Oliver aggrottò le sopracciglia. «Ma di che state parlando?».
«Ha una punizione da scontare con Piton sabato prossimo» spiegò Fred, abbassando la voce.
Dopo qualche momento di silenzio, Oliver capì.
«State facendo affari per mandare Piton in infermeria?!» sussurrò a denti stretti.
Per tutta risposta, i gemelli esibirono un sorriso a trentadue denti.
«C'è chi parla addirittura di pagarci in galeoni!».
«Sanno che i Tassorosso non sarebbero mai capaci di colpire Piton con un Bolide, perciò...».
«E non lo farete neanche voi!» li sgridò Oliver, controllando a destra e a sinistra se qualcuno li avesse uditi, ma erano tutti troppo concentrati sul pranzo per farlo. Tutti, a eccezione di Diodora e Alicia. «Potter acchiapperà il Boccino in men che non si dica, e allora non avrete neanche il tempo di pensare a come... fare quella cosa!».
Un conto era immaginare Fred e George bombardare Piton di Bolidi – probabilmente il sogno di metà degli studenti – un altro era sentirli fare affari in merito; per esperienza, sapeva bene che niente tentava i gemelli Weasley come una camera pulita o una collezione di Caccabombe. Oliver si alzò, sperando di chiudere così la discussione.
«Ci vediamo negli spogliatoi fra mezz'ora. Discorso di incoraggiamento».
Con la coda dell'occhio vide Fred alzare lo sguardo al cielo, ma non se ne curò, perché in quel momento Diodora si era nuovamente rivolta a lui.
«In bocca al lupo, Oliver» gli disse, e Oliver fu certo di avere visto un accenno di sorriso sul suo volto perennemente serio.
 
«Harry, sei stato grandioso!».
«Qualunque cosa abbia mangiato a pranzo, Potter, mangiala anche prima della partita contro Corvonero!».
«Hai visto la faccia di Diggory? Gli hai rubato il Boccino da sotto il naso!».
Oliver era euforico. Harry Potter aveva preso il Boccino dopo soli cinque minuti, lasciando interdetti i Tassorosso e Piton, che non aveva fatto in tempo a fischiare nessuno della squadra dei Grifondoro. E ad aiutare i gemelli Weasley a procurarsi un mese di pulizie gratis. Forse il pubblico avrebbe preferito una partita più lunga, forse i giocatori volevano mettere in pratica tutti gli schemi che i loro Capitani avevano ideato, ma Oliver era fiero di quel risultato.
«Siete stati fantastici, ragazzi» si complimentò con loro quando furono nello spogliatoio. «Voglio vedere questa grinta anche agli allenamenti di lunedì prossimo».
«Oh, dai, ma sei serio?» si lamentò George, portandosi su una spalla la mazza da Battitore: sembrava quasi una minaccia.

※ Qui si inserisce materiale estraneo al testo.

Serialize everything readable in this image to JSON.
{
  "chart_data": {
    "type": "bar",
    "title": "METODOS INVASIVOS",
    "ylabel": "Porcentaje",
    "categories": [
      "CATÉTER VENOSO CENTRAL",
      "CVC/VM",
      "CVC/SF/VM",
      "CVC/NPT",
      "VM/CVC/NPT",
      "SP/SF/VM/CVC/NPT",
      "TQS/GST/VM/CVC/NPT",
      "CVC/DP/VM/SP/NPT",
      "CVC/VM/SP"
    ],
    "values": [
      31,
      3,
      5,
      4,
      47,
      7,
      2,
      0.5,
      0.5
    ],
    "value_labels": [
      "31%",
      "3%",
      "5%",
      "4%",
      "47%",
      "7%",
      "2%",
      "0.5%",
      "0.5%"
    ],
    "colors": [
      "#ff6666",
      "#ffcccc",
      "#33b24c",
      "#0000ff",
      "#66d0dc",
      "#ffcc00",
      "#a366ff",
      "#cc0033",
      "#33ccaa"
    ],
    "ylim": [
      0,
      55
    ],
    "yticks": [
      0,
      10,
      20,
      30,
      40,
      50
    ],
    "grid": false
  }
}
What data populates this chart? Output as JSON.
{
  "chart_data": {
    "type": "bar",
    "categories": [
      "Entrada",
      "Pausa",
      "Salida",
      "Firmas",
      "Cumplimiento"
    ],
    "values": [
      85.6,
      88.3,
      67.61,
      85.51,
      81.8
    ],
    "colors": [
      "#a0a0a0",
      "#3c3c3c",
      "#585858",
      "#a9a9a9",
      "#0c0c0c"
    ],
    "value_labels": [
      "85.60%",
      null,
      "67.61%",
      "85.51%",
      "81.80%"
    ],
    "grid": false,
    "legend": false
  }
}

«Abbiamo finalmente la possibilità di vincere il campionato, e non la sprecheremo».
«A meno che tu non ci faccia ammalare sotto la pioggia».
«Già» si preparò a rincarare la dose Fred. «Altri due allenamenti sotto la pioggia e finiremo tutti in infermeria fino a giugno».
«Ma salteremmo gli esami» rifletté George, guardandolo come se il fratello avesse appena avuto un'ottima idea.
«E Silente se la prenderebbe con Oliver, non con noi poveri studenti costretti a passare gli esami a letto».
I gemelli si schierarono l'uno accanto all'altro. «Ci stiamo, Ol. A che ora comincia l'allenamento?».
Il resto della squadra scoppiò a ridere: forse lo sketch dei Weasley non era stato uno dei migliori, ma in quel momento la gioia regnava sovrana fra tutti loro.
«Vi aspetto lunedì, allora» salutò Oliver, uscendo dallo spogliatoio. Si diresse immediatamente verso il castello, pregustando già una meritata dormita, e incontrò la folla che finiva di lasciare lo stadio; accanto a un castagno vide Diodora e Penelope, la Prefetto di Corvonero, osservare la fila disordinata di studenti che tornavano all'interno delle calde mura di pietra; senza rendersene conto, i suoi passi lo portano da loro.
Diodora sussultò non appena lo vide. «Oliver!» esclamò entusiasta, con un calore che raramente aveva avvertito da parte sua. «Ottima partita, siete stati bravissimi!».
«Grazie a Potter» tenne a precisare Penelope, incrociando le braccia al petto. Se la partita contro Serpeverde fosse andata bene, Corvonero sarebbe stato primo in classifica insieme a Grifondoro e allora solo l'incontro di fine campionato avrebbe determinato il vincitore tra le due Case.
«È stato bravo» concordò Oliver, ben deciso a non farsi guastare il pomeriggio di felicità. «Lo siamo stati tutti. Certo, Katie ha sbagliato un passaggio che ha rischiato di far guadagnare a Tassorosso dieci punti, ma non sarebbe stato un problema». Dimenticò per un momento le mentali imprecazioni contro Katie.
«Complimenti». La voce di Percy gli comunicò che l'altro Prefetto di Grifondoro li aveva appena raggiunti. «Avete fatto un'ottima partita e non posso biasimarti per la scelta di far giocare un Cercatore così giovane. Sai, all'inizio avevo pensato che si trattasse solo di fortuna, ma il migliore amico di mio fratello» e qui Percy gonfiò il petto orgoglioso «si è dimostrato un degno sostituto di Charlie».
«Ha ancora tempo, ma potrebbe raggiungere il suo talento» concordò Oliver, troppo felice per lasciarsi distrarre dal pensiero di Charlie. «State tornando alla Sala Comune?» chiese a Percy e Diodora.
«In realtà noi Prefetti stiamo andando a studiare in biblioteca». Percy si sistemò gli occhiali sul naso, sollevando il mento con aria di superiorità. «E dovresti farlo anche tu. I G.U.F.O. si stanno avvicinando e...».
Fu un istante: le parole di Percy, il nome di Charlie, il ricordo della conversazione di quella mattina con Diodora... E tutto gli fu chiaro.
«Perce, posso parlarti un secondo?». Senza attendere risposta, Oliver lo prese da parte e abbassò la voce. «Sono indietro con lo studio e... beh, mi farebbe bene ripassare con voi».
«Sarebbe un grosso sbaglio: non possiamo rischiare di rimanere indietro anche noi».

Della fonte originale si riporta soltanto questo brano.